Chapter 1 I Hate High School

26 1 0
                                    

Note : Beberapa kata dalam cerita ini menggunakan bahasa Inggris. Maaf untuk beberapa kata umpatan di dalamnya. Enjoy!



Aku berdiri di ruangan ini lagi, menatap poster klub bola payah yang selalu Dama banggain ke siapapun.
Menunggu Dama pulang dari “kerja kelompok” yang dia bilang ke ibunya lagi dia lakuin, but oh aku selalu tahu dia pasti bohong dan hal itu udah biasa aku tahu, karena aku tahu kalau Dama sama sekali ga punya grup belajar, well kecuali sama aku, dan setiap dia bilang “kerja kelompok” yang dia maksud adalah kerja kelompok dari kelompok tim bola yang dia ikuti ngelawan kelompok tim bola lainnya di lapangan perumahan sebelah.

Aku tahu ini jam dimana dia pasti bakal segera pulang ke rumah dan dia udah beribu kali janji untuk belajar bareng sebelum aku ujian besok. Meskipun kita berdua bukan di kelas yang sama karena Dama lebih tua satu tahun dibandingkan dengan aku.
Tapi itulah Dama.
Senantiasa membantu orang yang telah dianggap sebagai adiknya sendiri.

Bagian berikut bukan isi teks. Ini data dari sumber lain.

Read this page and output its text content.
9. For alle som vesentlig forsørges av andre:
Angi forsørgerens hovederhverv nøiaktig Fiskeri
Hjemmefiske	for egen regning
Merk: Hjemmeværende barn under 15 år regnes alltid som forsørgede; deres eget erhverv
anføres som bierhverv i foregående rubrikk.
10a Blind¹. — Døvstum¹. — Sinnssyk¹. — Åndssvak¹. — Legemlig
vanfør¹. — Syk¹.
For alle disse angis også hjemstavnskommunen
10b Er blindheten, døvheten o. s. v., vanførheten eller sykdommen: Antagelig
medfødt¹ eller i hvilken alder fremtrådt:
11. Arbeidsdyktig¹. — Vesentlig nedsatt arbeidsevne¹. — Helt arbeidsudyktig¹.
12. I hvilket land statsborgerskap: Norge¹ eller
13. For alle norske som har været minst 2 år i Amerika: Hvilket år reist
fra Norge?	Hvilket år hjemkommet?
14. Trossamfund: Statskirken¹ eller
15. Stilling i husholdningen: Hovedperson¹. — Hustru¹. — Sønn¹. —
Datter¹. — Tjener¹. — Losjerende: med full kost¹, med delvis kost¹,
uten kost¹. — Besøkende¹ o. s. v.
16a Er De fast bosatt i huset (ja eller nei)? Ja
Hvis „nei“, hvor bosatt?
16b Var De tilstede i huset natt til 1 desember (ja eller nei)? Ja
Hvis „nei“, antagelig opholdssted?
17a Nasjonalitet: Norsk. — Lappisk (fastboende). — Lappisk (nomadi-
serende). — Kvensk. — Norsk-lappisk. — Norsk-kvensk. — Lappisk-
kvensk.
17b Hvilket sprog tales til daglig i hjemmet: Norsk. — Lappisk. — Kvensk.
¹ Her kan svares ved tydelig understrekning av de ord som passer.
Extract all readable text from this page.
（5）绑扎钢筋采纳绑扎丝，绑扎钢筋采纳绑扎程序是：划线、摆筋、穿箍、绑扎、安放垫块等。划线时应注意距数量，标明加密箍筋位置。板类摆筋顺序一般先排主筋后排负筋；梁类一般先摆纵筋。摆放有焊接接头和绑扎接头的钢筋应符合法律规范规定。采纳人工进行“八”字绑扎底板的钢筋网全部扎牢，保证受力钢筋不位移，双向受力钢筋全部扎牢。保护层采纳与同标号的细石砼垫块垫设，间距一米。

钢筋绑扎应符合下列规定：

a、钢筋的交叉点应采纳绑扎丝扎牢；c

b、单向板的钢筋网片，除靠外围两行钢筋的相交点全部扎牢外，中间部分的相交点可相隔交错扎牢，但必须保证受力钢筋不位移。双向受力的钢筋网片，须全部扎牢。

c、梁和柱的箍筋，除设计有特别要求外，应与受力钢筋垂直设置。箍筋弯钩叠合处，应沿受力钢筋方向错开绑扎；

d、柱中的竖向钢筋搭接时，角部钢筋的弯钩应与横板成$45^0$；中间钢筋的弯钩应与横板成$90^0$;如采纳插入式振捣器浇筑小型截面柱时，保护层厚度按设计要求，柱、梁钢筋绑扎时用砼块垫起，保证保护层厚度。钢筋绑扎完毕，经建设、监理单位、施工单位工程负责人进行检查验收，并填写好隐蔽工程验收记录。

Suara derap langkah terdengar menuju kamar. Aku hafal derap langkahnya.
Seorang bocah lelaki dengan rambut hitam kusut dan baju kotornya yang terkena lumpur memasuki kamar dengan nafas terengah namun semangat, tersenyum kecil ketika mengetahui aku ada di dalam kamarnya.

“Berapa skor hari ini dari “kerja kelompok”? Oh yeah, aku tahu itu bukan kerja kelompok. Dan ya, rahasiamu aman sama aku Dam, tapi kalau kamu biarin aku nunggu lebih lama lagi dari biasanya bukan berarti rahasiamu bakal aman di aku. Inget itu.” dengan senyuman kecil aku menatapnya memasuki ruangan.

“Oh, Ir.. main bola butuh kerja kelompok, kerja tim. Dan semuanya kerja supaya bisa menang ngelawan tim lainnya. So, bener kan “kerja kelompok”. Dan tentu timku menang, itu jelas.” dengan bangga Dama berkata.

Yup, itu ketika aku ingat kembali masa-masa dahulu yang terjadi 4 tahun lalu bersama Dama. Betapa aku rindu dengan masa-masa dahulu dengan sahabat terbaikku..


*Irina*

Pagi membosankan lainnya buat pergi ke sekolah. Semenjak ga ada Dama ga ada alasan lain kenapa aku harus semangat buat sekolah kecuali untuk ketemu sahabat-sahabat baruku.

Aku tahu semua orang banyak yang bilang kalau SMA adalah masa-masa terbaik dan terindah yang ga boleh kita sia-siain. Aku memang masih junior alias masih kelas XI dan aku ga bisa ngerti apa yang orang bilang sebagai masa-masa terbaik di SMA, karena aku ga merasakan masa terbaik satu pun yang pantes buat aku inget setelah aku nanti keluar dari SMA.
Mungkin.

"Hey, udah belajar buat ujian hari ini belum? Jangan bilang kalau kamu ga belajar, please no, karena aku ga ada harapan lain buat ujian nanti selain kamu, sissy.” Bian memohon.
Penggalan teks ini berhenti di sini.